Either move the insert queries to the top (before generating the form), or separate concerns
Let me show you what I mean:
//don't OR DIE
$sql = mysqli_query($link, "SELECT * FROM Questions ORDER BY ID ASC ") or die(mysqli_error($link));
echo "<form action='".$_SERVER['PHP_SELF']."' method='post'><table border='1'>";
while ($rows = mysqli_fetch_assoc($sql))
{//build form here
}
/*
CODE HERE
*/
if ($_POST['vraag'] != "") {
//insert here, after form is generated
}
So the data you query cannot, yet, contain the submitted form data.
There are some other issues with the code, though, like or die: don't do that. Be consistent with your coding style (allman brackets + K&R in the same script is messy). Properly indent your code and this:
if ($_POST['vraag'] != "") {
}
should be:
if (isset($_POST['vraag'])) {
}
You're comparing a key of an array that may not exist to an empty string, whereas you should check if that array key exists. Use isset.
I could go on a bit, but I'll leave it at that for now. Just one more thing: again -> separrate concerns! The presentation layer (the output: HTML and such) should not contain DB connection stuff. That should be done elsewhere.

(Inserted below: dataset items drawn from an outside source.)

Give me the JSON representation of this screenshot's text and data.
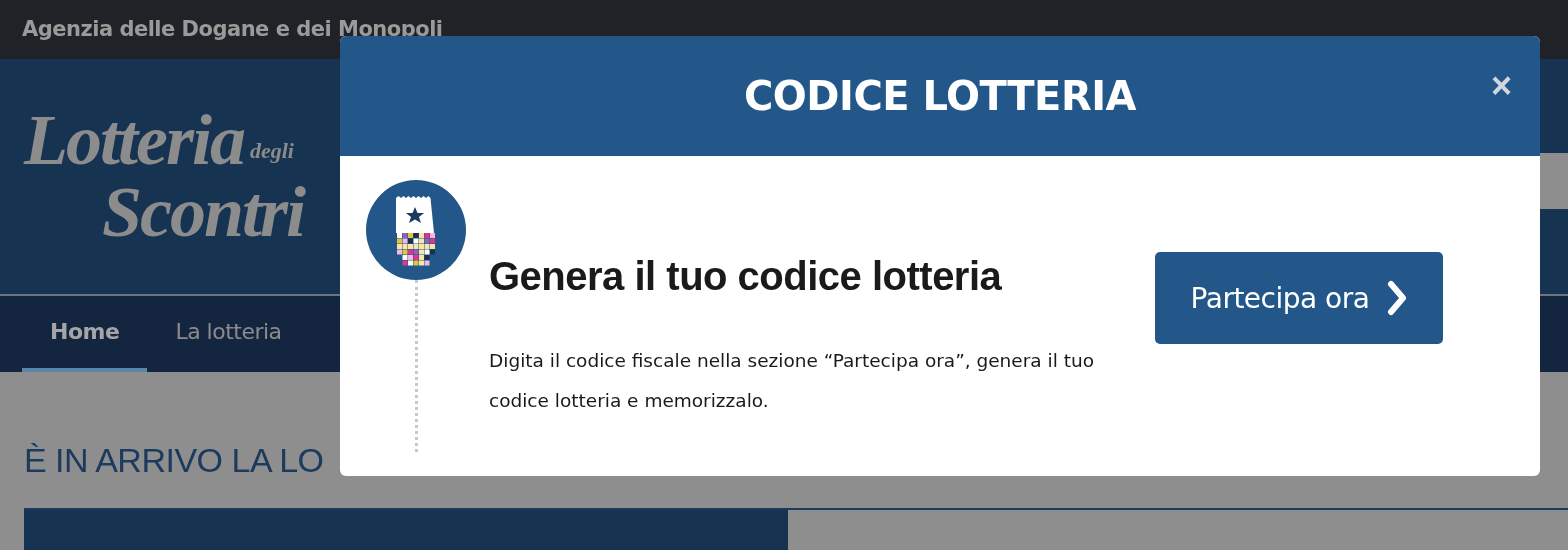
{
  "top_bar": {
    "title": "Agenzia delle Dogane e dei Monopoli"
  },
  "logo": {
    "line_1": "Lotteria",
    "small": "degli",
    "line_2": "Scontri"
  },
  "nav": [
    {
      "label": "Home",
      "selected": true
    },
    {
      "label": "La lotteria",
      "selected": false
    }
  ],
  "page_heading": "È IN ARRIVO LA LO",
  "modal": {
    "title": "CODICE LOTTERIA",
    "close": "×",
    "step": {
      "heading": "Genera il tuo codice lotteria",
      "text": "Digita il codice fiscale nella sezione “Partecipa ora”, genera il tuo codice lotteria e memorizzalo."
    },
    "button": "Partecipa ora"
  }
}
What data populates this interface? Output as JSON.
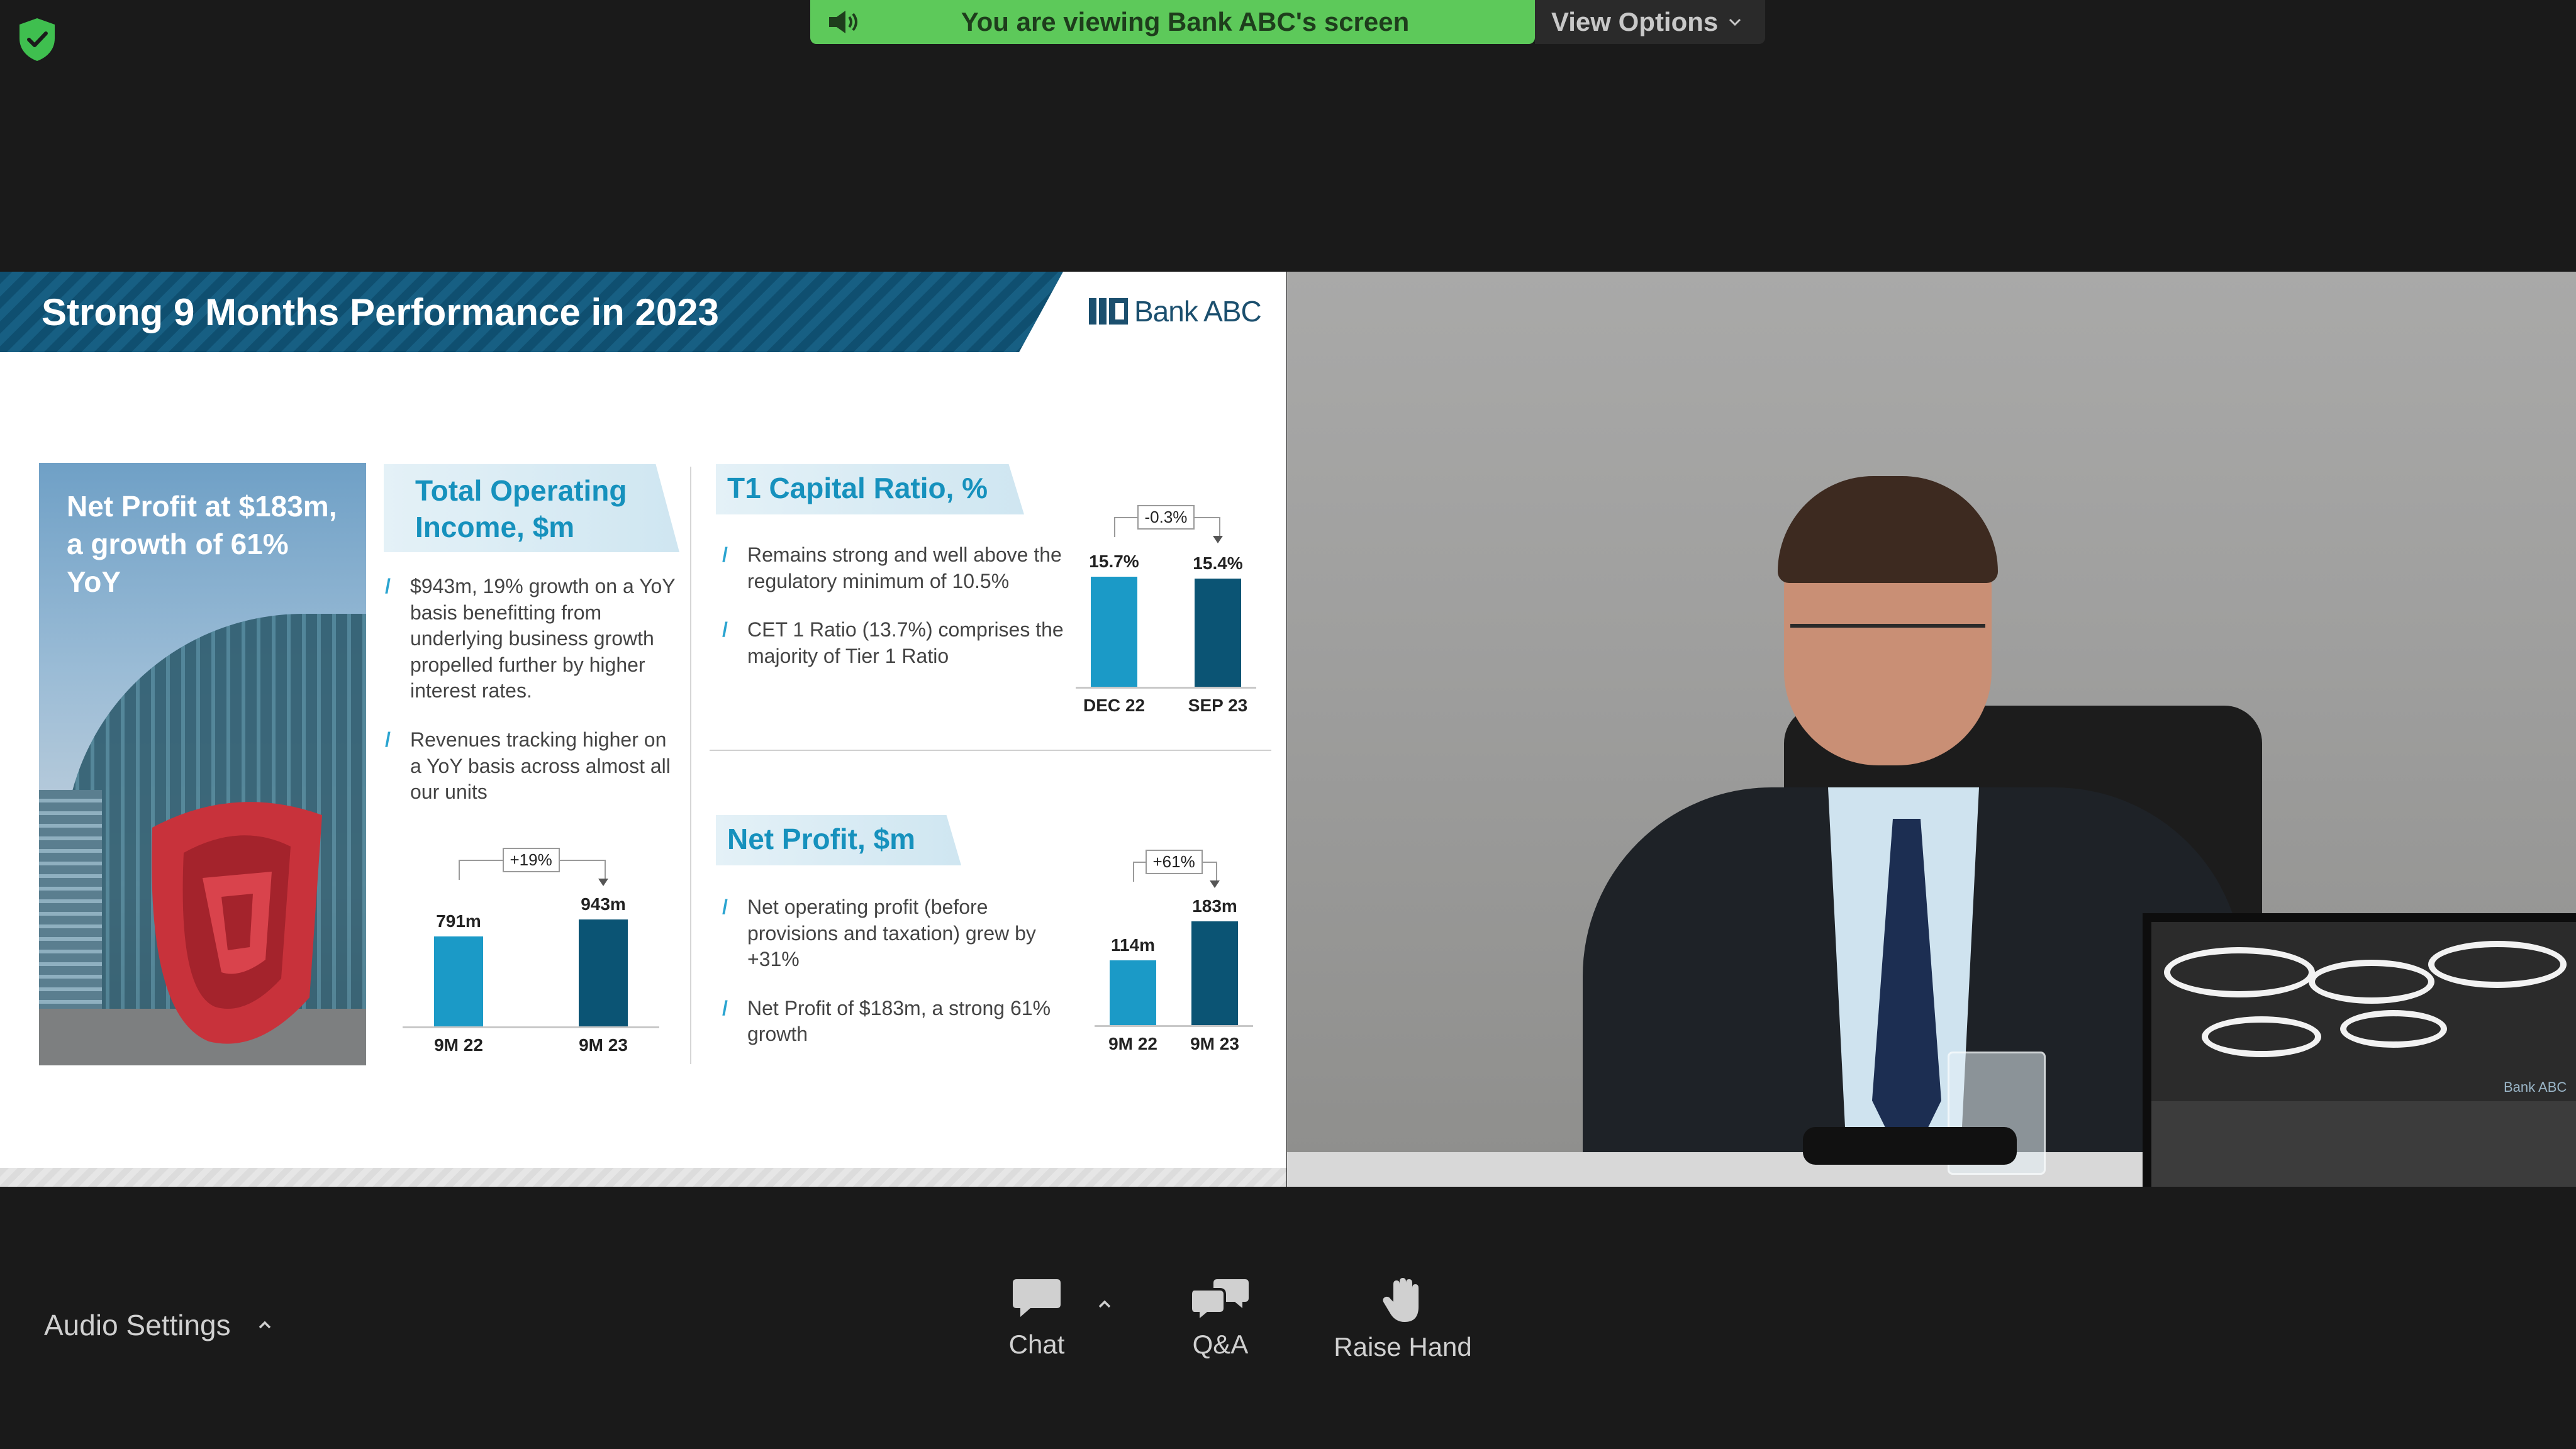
{
  "top_bar": {
    "banner_text": "You are viewing Bank ABC's screen",
    "view_options_label": "View Options"
  },
  "slide": {
    "title": "Strong 9 Months Performance in 2023",
    "brand": "Bank ABC",
    "hero_text": "Net Profit at $183m, a growth of 61% YoY",
    "sections": {
      "income": {
        "heading": "Total Operating Income, $m",
        "bullets": [
          "$943m, 19% growth on a YoY basis benefitting from underlying business growth propelled further by higher interest rates.",
          "Revenues tracking higher on a YoY basis across almost all our units"
        ]
      },
      "t1": {
        "heading": "T1 Capital Ratio, %",
        "bullets": [
          "Remains strong and well above the regulatory minimum of 10.5%",
          "CET 1 Ratio (13.7%) comprises the majority of Tier 1 Ratio"
        ]
      },
      "net_profit": {
        "heading": "Net Profit, $m",
        "bullets": [
          "Net operating profit (before provisions and taxation) grew by +31%",
          "Net Profit of $183m, a strong 61% growth"
        ]
      }
    }
  },
  "chart_data": [
    {
      "type": "bar",
      "title": "Total Operating Income, $m",
      "categories": [
        "9M 22",
        "9M 23"
      ],
      "values": [
        791,
        943
      ],
      "value_labels": [
        "791m",
        "943m"
      ],
      "delta_label": "+19%",
      "ylim": [
        0,
        943
      ],
      "colors": [
        "#1b9ac7",
        "#0b5474"
      ]
    },
    {
      "type": "bar",
      "title": "T1 Capital Ratio, %",
      "categories": [
        "DEC 22",
        "SEP 23"
      ],
      "values": [
        15.7,
        15.4
      ],
      "value_labels": [
        "15.7%",
        "15.4%"
      ],
      "delta_label": "-0.3%",
      "ylim": [
        0,
        15.7
      ],
      "colors": [
        "#1b9ac7",
        "#0b5474"
      ]
    },
    {
      "type": "bar",
      "title": "Net Profit, $m",
      "categories": [
        "9M 22",
        "9M 23"
      ],
      "values": [
        114,
        183
      ],
      "value_labels": [
        "114m",
        "183m"
      ],
      "delta_label": "+61%",
      "ylim": [
        0,
        183
      ],
      "colors": [
        "#1b9ac7",
        "#0b5474"
      ]
    }
  ],
  "video": {
    "monitor_logo": "Bank ABC"
  },
  "bottom_bar": {
    "audio_settings_label": "Audio Settings",
    "chat_label": "Chat",
    "qa_label": "Q&A",
    "raise_hand_label": "Raise Hand"
  },
  "colors": {
    "banner_green": "#5dc95a",
    "brand_blue": "#1691bd",
    "brand_dark": "#0b5474",
    "background": "#1a1a1a"
  },
  "icons": [
    "shield-check-icon",
    "speaker-icon",
    "chevron-down-icon",
    "chat-icon",
    "qa-icon",
    "raise-hand-icon",
    "caret-up-icon"
  ]
}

Process your form either asynchronously (as whatever is submitted gets added to the table that is already there) using AJAX, or at least, use a separate script. Having 1 script doing all the work will soon leave you crying over a mess of spaghetti code
Its not submitting twice, actually its not loading the data after insertion,
Try adding
if ($_POST['vraag'] != "") {
$vraag = $_POST['vraag'];
$antwoord = $_POST['antwoord'];
echo "are you sure?";
mysqli_query($link, "INSERT INTO questions (Question, Answer) VALUES (".$vraag.",".$antwoord.");") or die(mysqli_error($link));
}
before
$sql = mysqli_query($link, "SELECT * FROM Questions ORDER BY ID ASC ") or
die(mysqli_error($link));
this will select your records after the current record is saved.